Mat shook his head. He had expected them to be half-mad with the lust for gold. They had been completely mad with it.
It would be necessary to haul away dead men and horses for Mat and the others to get out, and Talmanes set men to work, fastening ropes to horses to drag them aside. No one wanted to climb over that. No one but the Ogier.
“I want to see if I can find the traitor,” Hartha said, and he and the other six Gardeners shouldered their axes and walked over the mound of bodies as if it were dirt.
“Well, at least we settled this,” Joline said, patting her face with a lace-edged handkerchief. Sweat dotted her forehead. “You owe a debt, Mat. Aes Sedai do not become involved in private wars as a rule. I shall have to think on how you can pay it.” Mat had a pretty good idea what she would come up with. She was mad herself if she thought he would agree.
“Crossbows settled this,
marath’damane
,” Musenge said. His helmet, breastplate and coat were off, his left shirt-sleeve ripped away so one of the other Guards could wrap a bandage around where an arrow had gone through. The sleeve had come away very neatly, as if the stitching had been weak. He had a raven tattooed on his shoulder. “Crossbows and men with heart. You never had more than this, did you, Highness.” That was not a question. “This and whatever losses you suffered.”
“I told you,” Mat said. “I had enough.” He was not going to reveal anything more to the man than he could not avoid, but Musenge nodded as if he had confirmed everything.

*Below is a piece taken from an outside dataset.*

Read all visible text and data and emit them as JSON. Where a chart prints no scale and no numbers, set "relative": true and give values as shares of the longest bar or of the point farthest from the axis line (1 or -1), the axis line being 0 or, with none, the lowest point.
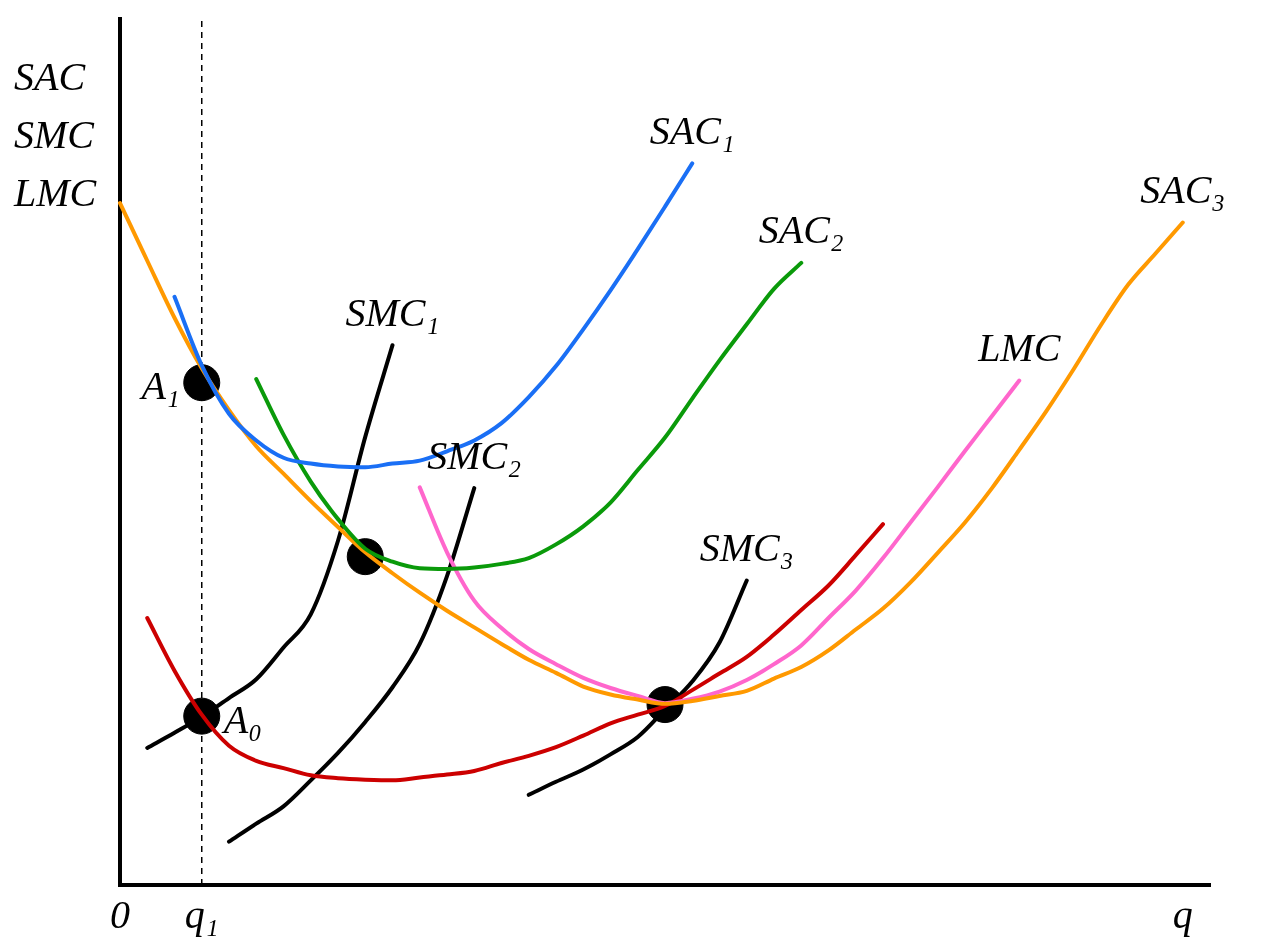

By the time an opening could be cleared so that Mat and the others could ride through, Hartha and the Gardeners had returned. “I found the traitor,” Hartha said, holding up a severed head by its hair.
Musenge’s eyebrows climbed at the sight of that dark, hook-nosed face. “She will be very interested to see this,” he said softly. Softly as the sound of sword being drawn is soft. “We must carry it to her.”
“You know him?” Mat asked.
“We know him, Highness.” Musenge’s face, suddenly seeming carved from stone, said he would say no more on the subject.
“Look, would you stop calling me that? My name is Mat. After today, I’d say you have a right to use it.” Mat surprised himself by sticking out his hand.